O inesperado também é citado pelo CCO da Lew’Lara\TBWA como estratégia de aproximação com o público. “O ser humano não gosta de coisas que façam sentido. Se você começa a controlar muito o processo, começa a ativar gatilhos muito racionais. É preciso mexer com a emoção, com o ilógico, tem de colocar uma loucura. Hoje o briefing está fora da bolha, nas redes sociais, no comportamento das pessoas. Tudo isso gera ainda mais mídia espontânea”. Para manter sua equipe global atualizada com tendências de inovação, tecnologia, entretenimento, música, comportamento moda e temas variados, a TBWA oferece a plataforma Backslash, que diariamente compartilha pílulas de conteúdo jornalístico com as agências da rede.
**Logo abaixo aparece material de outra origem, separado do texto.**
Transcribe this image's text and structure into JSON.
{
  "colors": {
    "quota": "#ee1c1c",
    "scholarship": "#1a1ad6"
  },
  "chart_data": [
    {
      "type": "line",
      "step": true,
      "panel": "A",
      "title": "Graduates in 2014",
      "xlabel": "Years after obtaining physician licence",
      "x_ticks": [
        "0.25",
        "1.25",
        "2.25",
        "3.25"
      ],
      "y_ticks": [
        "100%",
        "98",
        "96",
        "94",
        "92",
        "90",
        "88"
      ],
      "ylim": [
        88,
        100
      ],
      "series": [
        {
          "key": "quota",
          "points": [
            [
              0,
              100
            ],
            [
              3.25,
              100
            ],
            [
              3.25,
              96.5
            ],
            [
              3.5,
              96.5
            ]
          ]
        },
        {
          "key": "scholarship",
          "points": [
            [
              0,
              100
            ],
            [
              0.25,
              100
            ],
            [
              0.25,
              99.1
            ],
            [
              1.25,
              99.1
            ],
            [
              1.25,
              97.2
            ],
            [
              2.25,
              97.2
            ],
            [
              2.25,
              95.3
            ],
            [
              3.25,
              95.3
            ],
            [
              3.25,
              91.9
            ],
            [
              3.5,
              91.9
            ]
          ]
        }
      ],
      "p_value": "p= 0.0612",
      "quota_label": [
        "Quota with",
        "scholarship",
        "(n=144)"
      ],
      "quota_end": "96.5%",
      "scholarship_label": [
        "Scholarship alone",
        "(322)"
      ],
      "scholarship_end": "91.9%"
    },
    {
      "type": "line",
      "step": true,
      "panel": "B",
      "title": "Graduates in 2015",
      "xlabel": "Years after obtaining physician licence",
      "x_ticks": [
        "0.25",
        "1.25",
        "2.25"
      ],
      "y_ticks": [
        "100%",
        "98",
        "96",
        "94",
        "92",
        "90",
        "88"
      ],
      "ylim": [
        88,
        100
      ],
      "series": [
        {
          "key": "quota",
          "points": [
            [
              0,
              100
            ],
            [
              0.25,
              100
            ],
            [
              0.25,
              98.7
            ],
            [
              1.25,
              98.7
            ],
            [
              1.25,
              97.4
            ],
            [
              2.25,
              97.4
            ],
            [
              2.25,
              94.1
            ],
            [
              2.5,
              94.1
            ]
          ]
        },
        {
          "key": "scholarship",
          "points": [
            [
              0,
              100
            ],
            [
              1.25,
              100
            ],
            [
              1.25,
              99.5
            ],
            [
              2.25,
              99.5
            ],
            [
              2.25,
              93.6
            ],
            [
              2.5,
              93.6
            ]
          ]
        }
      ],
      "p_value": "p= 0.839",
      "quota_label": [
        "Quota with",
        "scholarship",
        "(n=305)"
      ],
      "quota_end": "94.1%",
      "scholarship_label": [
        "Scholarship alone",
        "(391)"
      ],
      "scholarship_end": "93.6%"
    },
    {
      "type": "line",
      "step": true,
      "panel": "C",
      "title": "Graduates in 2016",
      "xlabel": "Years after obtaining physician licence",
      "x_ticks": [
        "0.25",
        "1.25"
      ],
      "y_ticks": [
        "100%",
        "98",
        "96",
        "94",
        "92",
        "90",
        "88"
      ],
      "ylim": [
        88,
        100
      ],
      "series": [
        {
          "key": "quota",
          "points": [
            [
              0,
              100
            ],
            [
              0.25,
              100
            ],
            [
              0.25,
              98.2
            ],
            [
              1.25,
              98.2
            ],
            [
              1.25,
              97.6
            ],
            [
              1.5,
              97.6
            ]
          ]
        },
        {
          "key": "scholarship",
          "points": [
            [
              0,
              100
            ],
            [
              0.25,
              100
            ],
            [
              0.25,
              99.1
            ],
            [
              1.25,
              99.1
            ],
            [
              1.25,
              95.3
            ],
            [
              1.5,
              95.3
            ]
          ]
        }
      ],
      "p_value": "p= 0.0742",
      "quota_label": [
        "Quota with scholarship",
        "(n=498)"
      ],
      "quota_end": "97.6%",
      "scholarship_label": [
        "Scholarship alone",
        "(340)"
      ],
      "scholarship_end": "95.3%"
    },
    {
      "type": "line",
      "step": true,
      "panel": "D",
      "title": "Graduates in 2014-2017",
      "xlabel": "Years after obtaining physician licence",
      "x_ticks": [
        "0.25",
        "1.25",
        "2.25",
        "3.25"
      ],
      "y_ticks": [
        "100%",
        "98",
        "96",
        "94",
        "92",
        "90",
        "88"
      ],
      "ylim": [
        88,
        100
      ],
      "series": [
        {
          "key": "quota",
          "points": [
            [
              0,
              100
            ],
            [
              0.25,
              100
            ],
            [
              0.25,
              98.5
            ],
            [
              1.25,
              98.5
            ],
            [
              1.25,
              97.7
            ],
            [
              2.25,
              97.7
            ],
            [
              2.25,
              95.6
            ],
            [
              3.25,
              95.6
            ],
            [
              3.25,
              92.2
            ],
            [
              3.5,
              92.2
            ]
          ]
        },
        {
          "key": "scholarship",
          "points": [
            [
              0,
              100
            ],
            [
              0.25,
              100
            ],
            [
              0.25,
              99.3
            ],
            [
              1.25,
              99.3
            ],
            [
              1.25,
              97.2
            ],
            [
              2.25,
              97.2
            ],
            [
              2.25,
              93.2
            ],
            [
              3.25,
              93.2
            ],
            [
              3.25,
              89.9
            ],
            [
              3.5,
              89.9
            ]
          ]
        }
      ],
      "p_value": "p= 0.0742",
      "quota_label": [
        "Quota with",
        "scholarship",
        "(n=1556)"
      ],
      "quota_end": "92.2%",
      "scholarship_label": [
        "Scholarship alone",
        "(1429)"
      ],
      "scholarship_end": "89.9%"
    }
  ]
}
Luchi também fala que a busca pela repercussão orgânica de campanhas publicitárias na imprensa e nas plataformas digitais representa uma outra evolução do setor que vem se consolidando. “Antigamente o
buzz era um resultado, um substrato de uma ação bem-sucedida. Hoje, ele é a campanha, que foi modelada para impactar a cultura e ganhar relevância que extrapole formatos”.

Luíze acredita ainda que a segmentação possa ser melhor trabalhada pelo setor para que haja maior credibilidade junto ao público. “Massificar não funciona mais na comunicação: as pessoas querem conteúdos cada vez mais personalizados, uma comunicação direcionada. As marcas, empresas e agências de publicidade poderiam investir em influenciadores menores e iniciativas nichadas. As pessoas já estão acostumadas a ver o grande influenciador, que tem milhões de seguidores no Instagram, sendo levado por marcas ao exterior; quando o anunciante leva uma pessoa que nunca saiu do Brasil, a história que vai ser contada é outra. O mercado publicitário tem de abrir mais os olhos para enxergar todo o potencial que o país como um todo tem para produzir conteúdo”.

“Hoje todos têm seu espaço de fala, mas precisamos realmente ouvir o consumidor e parar de reproduzir verdades velhas, estereótipos e piadas antigas sobre eles. Esse entendimento é questão de sobrevivência para todas as áreas das agências e para os clientes”, finaliza Joanna.

Felipe Luchi: “A grande crise que a propaganda passa é a do excesso”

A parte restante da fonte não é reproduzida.